The incorporation of HPV DNA testing into primary screening remains controversial, however. The great majority of HPV infections are transient and clinically non-significant, although they frequently produce temporary cytologic changes. Only 10-20% of HPV infections become persistent and contribute to the development of high-grade precancerous lesions or cervical cancer. This is particularly relevant to women in their teens and 20s. It is possible that widespread use of HPV DNA testing will result in the identification of large numbers of women at risk, even though their infections are likely to be transient. Such misclassification would result in over-treatment of lesions, unnecessary expenditure and considerable anxiety for patients."

When our bodies evolved to how they are today, the process of apoptosis was part of that evolutionary change. Cells have specific life cycles, they live and they die on a schedule. Some areas of our body have a very rapid turnover of cells through this natural programed cell death and replacement. In the oral environment squamous cells live about 14 days... not very long. Why? Because the suffer constant insults and bombardment with toxins. Nice design that they get shed and replaced with nice new ones so frequently.

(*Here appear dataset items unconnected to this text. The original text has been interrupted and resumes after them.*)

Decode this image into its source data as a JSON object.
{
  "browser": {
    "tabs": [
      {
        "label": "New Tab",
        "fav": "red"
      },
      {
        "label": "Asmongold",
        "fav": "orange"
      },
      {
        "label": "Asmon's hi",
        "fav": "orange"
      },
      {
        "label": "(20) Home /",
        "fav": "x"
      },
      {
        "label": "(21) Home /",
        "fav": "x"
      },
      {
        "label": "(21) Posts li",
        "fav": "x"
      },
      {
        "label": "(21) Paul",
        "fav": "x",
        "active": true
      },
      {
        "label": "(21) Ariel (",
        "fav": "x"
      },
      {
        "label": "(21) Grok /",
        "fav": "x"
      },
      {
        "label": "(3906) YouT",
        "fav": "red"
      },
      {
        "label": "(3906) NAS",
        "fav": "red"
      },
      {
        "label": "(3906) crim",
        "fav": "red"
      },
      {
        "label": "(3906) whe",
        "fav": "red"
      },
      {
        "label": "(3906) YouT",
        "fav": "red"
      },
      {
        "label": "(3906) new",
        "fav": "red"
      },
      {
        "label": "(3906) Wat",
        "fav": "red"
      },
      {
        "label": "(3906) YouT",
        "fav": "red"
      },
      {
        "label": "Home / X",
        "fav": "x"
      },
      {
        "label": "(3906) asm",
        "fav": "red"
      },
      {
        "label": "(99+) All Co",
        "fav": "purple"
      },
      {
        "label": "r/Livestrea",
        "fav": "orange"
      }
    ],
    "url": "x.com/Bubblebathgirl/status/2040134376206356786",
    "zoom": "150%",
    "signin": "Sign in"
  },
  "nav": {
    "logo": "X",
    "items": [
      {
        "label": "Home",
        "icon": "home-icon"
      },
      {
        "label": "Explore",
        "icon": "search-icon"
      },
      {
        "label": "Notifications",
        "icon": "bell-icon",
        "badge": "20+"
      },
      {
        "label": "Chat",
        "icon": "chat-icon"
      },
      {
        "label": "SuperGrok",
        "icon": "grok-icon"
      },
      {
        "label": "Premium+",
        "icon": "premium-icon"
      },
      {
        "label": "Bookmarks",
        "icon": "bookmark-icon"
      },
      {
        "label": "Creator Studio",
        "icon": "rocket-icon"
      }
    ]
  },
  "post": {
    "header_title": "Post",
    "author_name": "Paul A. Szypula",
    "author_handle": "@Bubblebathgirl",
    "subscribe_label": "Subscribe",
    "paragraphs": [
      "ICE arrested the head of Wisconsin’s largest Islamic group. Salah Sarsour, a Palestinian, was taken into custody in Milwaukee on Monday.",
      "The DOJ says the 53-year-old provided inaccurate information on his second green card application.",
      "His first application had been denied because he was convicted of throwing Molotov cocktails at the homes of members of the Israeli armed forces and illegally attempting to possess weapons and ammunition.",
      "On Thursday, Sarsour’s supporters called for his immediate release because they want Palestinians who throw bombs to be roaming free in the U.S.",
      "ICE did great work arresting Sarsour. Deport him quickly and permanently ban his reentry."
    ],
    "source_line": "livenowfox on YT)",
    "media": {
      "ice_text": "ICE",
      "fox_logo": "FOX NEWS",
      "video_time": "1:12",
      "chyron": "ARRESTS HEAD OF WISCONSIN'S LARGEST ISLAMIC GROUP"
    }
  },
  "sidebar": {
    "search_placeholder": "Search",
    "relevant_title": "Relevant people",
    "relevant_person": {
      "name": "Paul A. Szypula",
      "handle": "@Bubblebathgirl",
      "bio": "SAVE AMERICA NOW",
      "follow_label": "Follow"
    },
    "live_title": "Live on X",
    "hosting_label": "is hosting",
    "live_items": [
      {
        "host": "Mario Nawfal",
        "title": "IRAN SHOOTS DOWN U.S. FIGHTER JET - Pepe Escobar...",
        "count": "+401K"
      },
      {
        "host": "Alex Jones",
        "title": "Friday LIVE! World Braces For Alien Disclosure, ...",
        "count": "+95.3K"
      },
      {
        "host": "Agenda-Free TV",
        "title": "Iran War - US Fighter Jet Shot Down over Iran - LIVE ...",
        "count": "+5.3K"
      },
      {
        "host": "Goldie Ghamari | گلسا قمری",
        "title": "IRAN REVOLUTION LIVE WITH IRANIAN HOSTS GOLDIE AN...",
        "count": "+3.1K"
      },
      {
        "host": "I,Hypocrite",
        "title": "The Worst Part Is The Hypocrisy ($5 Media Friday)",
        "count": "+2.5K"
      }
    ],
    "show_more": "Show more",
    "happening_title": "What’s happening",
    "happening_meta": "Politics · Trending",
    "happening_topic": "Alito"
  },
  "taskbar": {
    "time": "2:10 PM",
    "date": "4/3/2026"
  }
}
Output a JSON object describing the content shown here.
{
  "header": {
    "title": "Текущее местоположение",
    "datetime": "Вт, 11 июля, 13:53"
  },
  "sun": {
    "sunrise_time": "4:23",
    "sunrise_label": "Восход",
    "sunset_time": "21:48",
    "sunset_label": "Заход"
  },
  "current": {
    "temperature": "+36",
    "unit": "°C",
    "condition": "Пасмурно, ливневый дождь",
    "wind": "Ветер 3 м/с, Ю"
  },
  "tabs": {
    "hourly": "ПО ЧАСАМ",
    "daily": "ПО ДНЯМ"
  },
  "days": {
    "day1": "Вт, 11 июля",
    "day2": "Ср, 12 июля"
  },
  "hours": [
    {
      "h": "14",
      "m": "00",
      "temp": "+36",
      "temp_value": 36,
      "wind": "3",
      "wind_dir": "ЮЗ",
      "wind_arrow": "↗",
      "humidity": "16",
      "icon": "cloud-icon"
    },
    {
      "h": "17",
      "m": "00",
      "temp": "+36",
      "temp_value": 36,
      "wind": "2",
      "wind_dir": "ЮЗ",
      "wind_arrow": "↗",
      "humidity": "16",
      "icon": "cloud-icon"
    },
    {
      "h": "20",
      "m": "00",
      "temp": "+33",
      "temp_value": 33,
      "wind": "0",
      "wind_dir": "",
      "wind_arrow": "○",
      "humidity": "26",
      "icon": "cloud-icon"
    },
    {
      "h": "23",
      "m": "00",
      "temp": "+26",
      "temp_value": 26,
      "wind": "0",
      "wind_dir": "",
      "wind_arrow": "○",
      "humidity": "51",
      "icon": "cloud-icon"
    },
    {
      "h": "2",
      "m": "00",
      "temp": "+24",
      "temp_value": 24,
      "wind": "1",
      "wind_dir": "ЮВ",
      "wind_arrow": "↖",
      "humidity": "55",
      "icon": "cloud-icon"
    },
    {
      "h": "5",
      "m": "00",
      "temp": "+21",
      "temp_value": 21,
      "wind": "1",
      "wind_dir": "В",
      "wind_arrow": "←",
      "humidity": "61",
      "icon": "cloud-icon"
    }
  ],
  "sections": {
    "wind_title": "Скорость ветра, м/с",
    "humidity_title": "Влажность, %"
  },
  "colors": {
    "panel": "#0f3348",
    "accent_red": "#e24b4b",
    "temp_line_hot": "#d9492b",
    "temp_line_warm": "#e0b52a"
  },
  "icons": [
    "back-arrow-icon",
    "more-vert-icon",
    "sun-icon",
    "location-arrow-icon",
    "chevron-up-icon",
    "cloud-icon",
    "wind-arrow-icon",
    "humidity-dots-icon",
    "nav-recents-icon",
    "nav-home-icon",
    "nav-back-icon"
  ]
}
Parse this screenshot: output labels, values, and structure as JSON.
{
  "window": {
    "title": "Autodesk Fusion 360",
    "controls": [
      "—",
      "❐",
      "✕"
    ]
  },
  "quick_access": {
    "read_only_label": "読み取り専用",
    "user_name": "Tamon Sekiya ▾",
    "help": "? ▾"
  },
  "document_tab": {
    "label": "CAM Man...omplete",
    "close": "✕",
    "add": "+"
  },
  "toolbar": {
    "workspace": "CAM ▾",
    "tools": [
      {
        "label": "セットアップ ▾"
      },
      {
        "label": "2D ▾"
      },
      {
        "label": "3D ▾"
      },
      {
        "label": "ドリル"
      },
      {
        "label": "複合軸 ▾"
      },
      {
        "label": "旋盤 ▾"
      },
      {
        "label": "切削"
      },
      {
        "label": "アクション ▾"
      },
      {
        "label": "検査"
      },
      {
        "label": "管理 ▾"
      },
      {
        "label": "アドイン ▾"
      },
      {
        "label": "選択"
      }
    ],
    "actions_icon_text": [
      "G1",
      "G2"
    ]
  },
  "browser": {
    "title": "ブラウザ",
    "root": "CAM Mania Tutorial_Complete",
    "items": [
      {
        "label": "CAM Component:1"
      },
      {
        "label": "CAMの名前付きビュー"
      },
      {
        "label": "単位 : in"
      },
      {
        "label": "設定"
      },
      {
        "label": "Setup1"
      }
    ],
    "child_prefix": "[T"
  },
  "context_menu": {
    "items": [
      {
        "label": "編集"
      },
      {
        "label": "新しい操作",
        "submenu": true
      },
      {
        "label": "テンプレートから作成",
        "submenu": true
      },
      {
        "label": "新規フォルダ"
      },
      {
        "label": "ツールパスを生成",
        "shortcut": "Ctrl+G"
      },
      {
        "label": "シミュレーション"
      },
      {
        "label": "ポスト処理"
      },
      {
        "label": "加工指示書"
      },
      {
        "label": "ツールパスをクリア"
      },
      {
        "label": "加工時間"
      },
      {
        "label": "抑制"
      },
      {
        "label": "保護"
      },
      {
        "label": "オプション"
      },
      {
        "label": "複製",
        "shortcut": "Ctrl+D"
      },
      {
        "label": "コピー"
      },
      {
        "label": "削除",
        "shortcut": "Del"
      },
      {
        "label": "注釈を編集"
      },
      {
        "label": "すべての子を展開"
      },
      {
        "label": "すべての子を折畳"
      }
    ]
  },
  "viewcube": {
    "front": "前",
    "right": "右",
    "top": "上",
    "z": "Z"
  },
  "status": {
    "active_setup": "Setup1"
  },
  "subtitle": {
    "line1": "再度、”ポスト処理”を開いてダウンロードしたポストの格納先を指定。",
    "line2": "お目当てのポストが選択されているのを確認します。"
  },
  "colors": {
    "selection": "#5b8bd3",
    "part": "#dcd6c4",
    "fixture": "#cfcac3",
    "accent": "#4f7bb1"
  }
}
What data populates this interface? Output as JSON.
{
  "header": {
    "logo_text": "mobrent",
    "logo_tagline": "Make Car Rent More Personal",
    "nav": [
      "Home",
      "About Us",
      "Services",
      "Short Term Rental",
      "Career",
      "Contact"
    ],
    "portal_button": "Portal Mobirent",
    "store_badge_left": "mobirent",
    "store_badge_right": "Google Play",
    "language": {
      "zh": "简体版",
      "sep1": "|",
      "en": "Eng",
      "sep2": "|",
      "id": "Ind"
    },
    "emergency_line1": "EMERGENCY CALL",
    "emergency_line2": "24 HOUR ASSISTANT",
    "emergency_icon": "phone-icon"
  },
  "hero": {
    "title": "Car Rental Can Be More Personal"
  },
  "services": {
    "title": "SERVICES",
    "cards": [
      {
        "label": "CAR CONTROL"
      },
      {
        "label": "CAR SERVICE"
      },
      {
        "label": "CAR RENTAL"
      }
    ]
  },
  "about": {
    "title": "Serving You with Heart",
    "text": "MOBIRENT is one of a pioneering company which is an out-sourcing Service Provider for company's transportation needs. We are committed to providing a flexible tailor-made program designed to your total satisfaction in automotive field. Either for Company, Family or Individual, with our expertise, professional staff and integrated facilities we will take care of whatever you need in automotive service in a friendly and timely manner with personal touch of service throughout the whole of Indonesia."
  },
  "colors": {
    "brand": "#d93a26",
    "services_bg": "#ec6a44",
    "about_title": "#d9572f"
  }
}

I posted this at length someone else awhile back but just to BRIEFLY say it again, this is a very complex process of conversion to malignant from normal. HPV16 enters a living normal cell, it can't live on it's own for very long. It sends out a couple of onco-proteins E6 and E7. E6 heads for a gene called P53, that controls the apoptosis process. It destroys it. Now the cell is immortal. A characteristic of cancers cells of all types. E7 heads for gene RB which is the tumor suppressor gene. with that one destroyed, the immune system does not recognze the cell as aborrent and in need of destruction. With that all done, the cell duplicates, and the daughter cells are created without RB and P53, a bunch of these gther together and you have a party... a little tumor is born. Now that it is an entity and not a single cell, it needs nutrition and the process of angiogenisis begins to take place. The body actually creates new blood vessels to feed it.

This is an over simplification of the whole thing, but what you should get out of it is that there are a variety of times and places in which our immune system, if in tune, can find these defective cells and destroy them. But everyone's immune system -while of the same overall design- is unique, based on your hereditary genome and proteome, and not everyone has an immune system that recognizes everything. So we have inherited susceptibility to certain diseases. We also have inherited protection from certain diseases.

Those of us that came from Europe ancestrally, have some commonalities that people from South America or Asia do not have. We are all descendants of people who were naturally protected (there were no treatments for it) from the black plague that ravaged a major portion of that population. We have that natural genetic make up passed down to us. Other genetic lines in humanoids died off during the plague. This is essentially evolution on the genetic level that we are seeing. The problem is, that the make up that allowed your ancestors to survive the plague, may today make you susceptible to something that wasn't around then. And what once was a genetic asset is now a genetic deficit. As a species we are not static, but constantly evolving and biologically changing.